EDMONTON -- A Canadian scientist plans to warn the world's policy-makers they can no longer ignore that the effects of climate change on a type of tropical forest are already forcing mass migrations of people.
"The tropics are not just the Amazon," said Arturo Sanchez, who has been invited to appear this week before a United Nations-sponsored climate change meeting in Marrakech, Morocco, to speak about the tropical dry forests of Central America.
The lush green carpet of the Amazonian basin is what leaps to mind when tropical forests are mentioned. But Sanchez says the dry forests -- where torrential rainy seasons alternate with a long arid season -- are the most endangered forest ecosystem in the tropics.
"Right now, only 40 per cent of the original extent remains," Sanchez said.

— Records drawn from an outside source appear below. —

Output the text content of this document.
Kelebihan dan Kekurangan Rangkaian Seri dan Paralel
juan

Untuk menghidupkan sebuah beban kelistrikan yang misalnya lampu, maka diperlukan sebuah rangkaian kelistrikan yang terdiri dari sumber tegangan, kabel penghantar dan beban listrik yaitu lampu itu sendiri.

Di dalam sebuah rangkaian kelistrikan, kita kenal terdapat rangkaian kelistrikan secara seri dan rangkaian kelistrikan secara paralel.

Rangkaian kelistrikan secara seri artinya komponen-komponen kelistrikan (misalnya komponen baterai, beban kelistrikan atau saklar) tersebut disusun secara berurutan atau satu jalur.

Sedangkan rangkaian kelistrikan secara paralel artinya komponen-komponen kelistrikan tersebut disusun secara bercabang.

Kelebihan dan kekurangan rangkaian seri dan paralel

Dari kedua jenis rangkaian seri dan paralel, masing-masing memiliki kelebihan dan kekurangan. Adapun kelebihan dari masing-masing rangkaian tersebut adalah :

Much of the problem stems from centuries of exploitation. Soils in such forests are among the most fertile in the region and much vegetation has been plowed under.
Climate change has added a new threat -- drought.
Sanchez said 2013 was a normal year in the region. But the following year, the rain simply dried up.
"We had one of the worst droughts ever in Central America."
About 100,000 families were forced to pick up and move. Governments had to take emergency measures.
"It was insane."
Trees in huge swaths of forest simply dropped their leaves and went dormant. Productivity -- measured in the amount of carbon absorbed by the trees during respiration -- dropped in half.
As growing seasons shrink, so little fruit is appearing that monkeys are facing starvation. Social tension is also growing, said Sanchez, as residents suffer water shortages while tourist resorts irrigate their golf courses.
Sanchez doesn't hesitate to say the drought was caused, at least in part, by climate change.
"It was way beyond natural variability. We haven't seen that stuff in 100 years."
Despite the severe impact, research on dry forests is minuscule compared with that conducted in the rain forests, Sanchez said. Dry forests are also under much more pressure from economic development, he said.
The UN meeting, called the Conference of Parties, is to begin on Monday and lasts all week. Held yearly, the meetings are intended to bring policy-makers together to discuss the latest science and to come up with international responses to climate change.
The last one in 2015 resulted in the Paris agreement, in which the 196 countries attending agreed to a goal of limiting climate change warming to 2 C. The agreement has come into force after being ratified by 55 countries, including Canada, that represent 55 per cent of global carbon emissions.
Sanchez said he hopes the Marrakech meeting will result in similar progress on threats to tropical dry forests.
"Canadians need to realize that as we move ahead in the climate change era, we need to start taking international leadership. We need to start making contributions to a global understanding."